The EU AI Act
The world’s first comprehensive AI law entered force in August 2024. It applies to any company whose AI touches EU citizens, regardless of where the company is headquartered.
Phased enforcement:
• Feb 2025: Prohibited practices banned (social scoring, real-time biometric surveillance in public spaces, manipulation of vulnerable groups)
• Aug 2025: General-purpose AI obligations active (transparency, documentation for foundation models)
• Aug 2026: High-risk AI obligations fully enforceable (risk management systems, data governance, human oversight, technical documentation)
Penalties: Up to €35 million or 7% of global annual turnover.

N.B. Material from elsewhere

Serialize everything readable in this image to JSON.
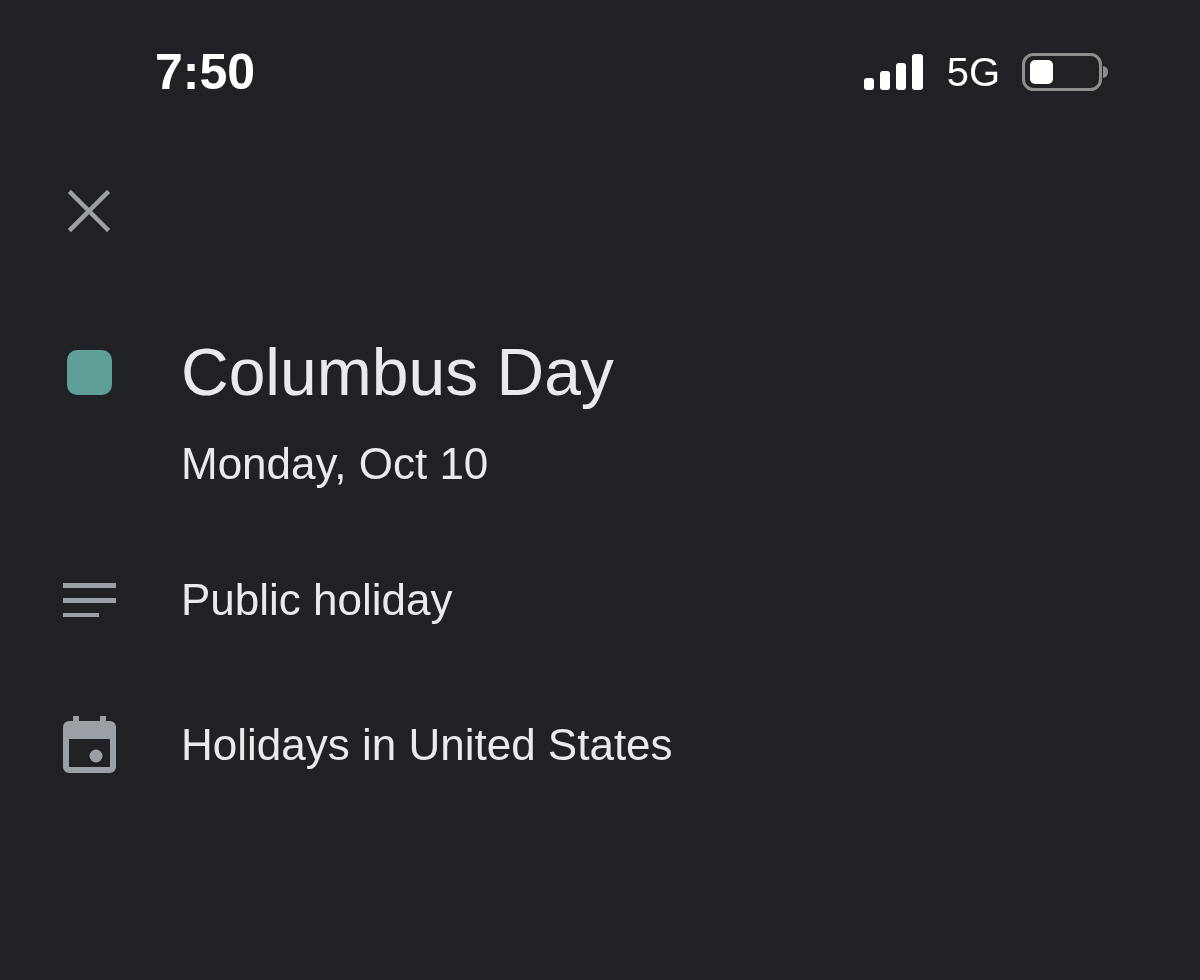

Documented compliance effort is a formal mitigating factor — meaning the effort to comply matters even if you fall short.
Risk Categories
The EU AI Act classifies AI systems by risk level:
Unacceptable risk (banned):
Social scoring, manipulative AI, real-time biometric surveillance (with narrow exceptions).
High risk (heavy regulation):
AI in hiring, credit scoring, healthcare, law enforcement, education, critical infrastructure. Requires risk management systems, data governance, human oversight, and technical documentation.
Limited risk (transparency obligations):
Chatbots, deepfakes, emotion recognition. Must disclose that users are interacting with AI.
Minimal risk (no specific obligations):
Spam filters, AI in video games, most recommendation systems. Still subject to general consumer protection law.
PM action: Classify your AI product’s risk level under the EU AI Act. If high-risk, start compliance work now — the August 2026 deadline requires risk management systems, technical documentation, and post-market monitoring to be in place, tested, and defensible. If limited risk, ensure your product clearly discloses AI involvement.